The influence of the large deals on these results can’t be denied — and it also makes it hard to see where things are working (or not) in the sub-categories. There was a decline in Creo modules, upgrades and legacy CAD products, while new Creo seat sales declined more modestly. Is this because big deal buyers are going for modules and upgrades, and fewer of these materialized in FQ3? Mr. Heppelmann was asked on the earnings call if the deal slippage and overall down results in CAD and ePLM were due to competitive pressure, specifically from Dassault Systèmes. Mr. Heppelmann, not surprising, was a bit touchy in his reply:

“I don’t think there’s any competitive dimension here. I think that we are in a series of businesses and Dassault is a series of businesses. Our CAD and PLM businesses most directly correlate to Dassault’s CATIA and ENOVIA businesses. And I think over the last three years, the growth rates of those have been remarkably similar. Now, Dassault is in some higher-growth businesses like SolidWorks, and we are in some higher growth businesses like IoT. But I think you can’t really compare — Dassault is structured differently than we are, and I think that that has helped them in this quarter because the SolidWorks business performed well and so did our IoT business.”

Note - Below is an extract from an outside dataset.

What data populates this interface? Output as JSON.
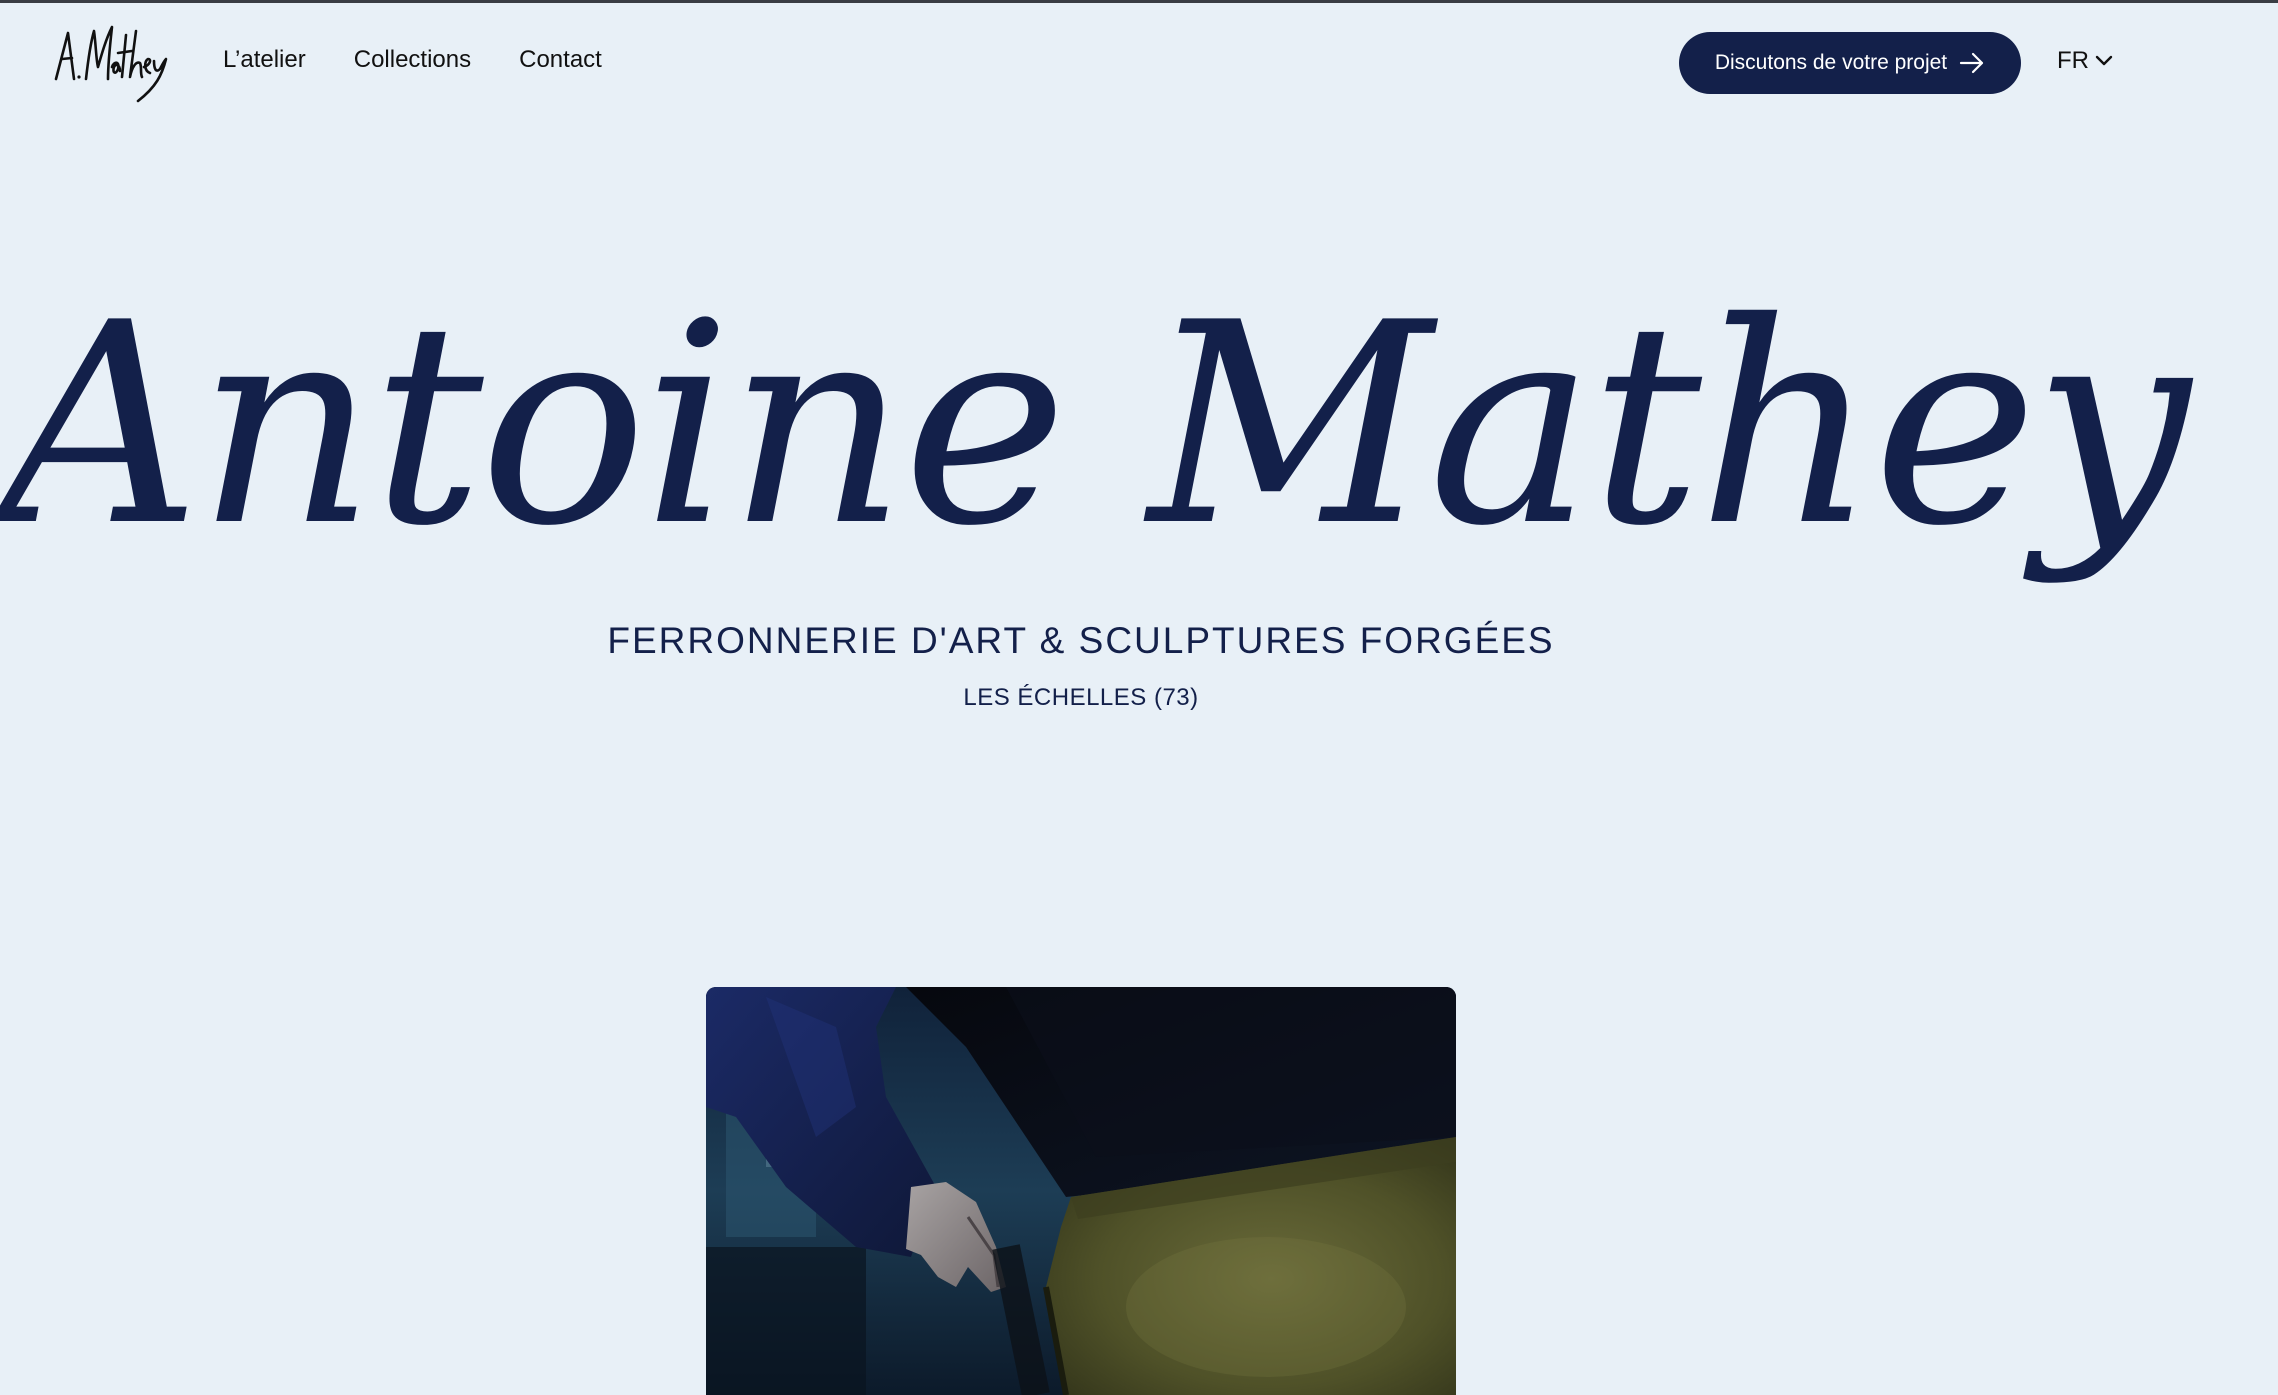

At a total revenue perspective, of course, he’s right. DS is trying hard not to be seen as a CAD company, selling its Experiences as overall solutions to business problems. But the Experiences are composed of CAD, PLM and other components. So we do have a basis for comparison: CATIA revenue was up 4% cc and SolidWorks was up 11% cc while PTC’s overall CAD revenue was down 10% cc, admittedly over a very good quarter a year ago. How much of this difference is due to the pressure PTC’s customers feel from their business climates? Are they holding back purchases more than DS’s? Hard to tell. I think what Mr. Heppelmann was trying to say is that they haven’t lost any CAD or PLM deals to DS and that the companies are increasingly calling on different customers — or different people within their traditional accounts. What’s ahead? PTC once again cited the IoT business as the momentum driver for FQ4 but sees a “challenging” manufacturing economy holding back broader growth, especially in the Americas and China. On the plus side: number of the large deals that didn’t make it into FQ3 have already closed. The question, of course, is whether deals meant for Q4 will slide into Q1 … The company sees total revenue between $304 million on $319 million for FQ4, which means total revenue for the fiscal year of $1,250 million to  $1,265 million, flat or down 1% in cc.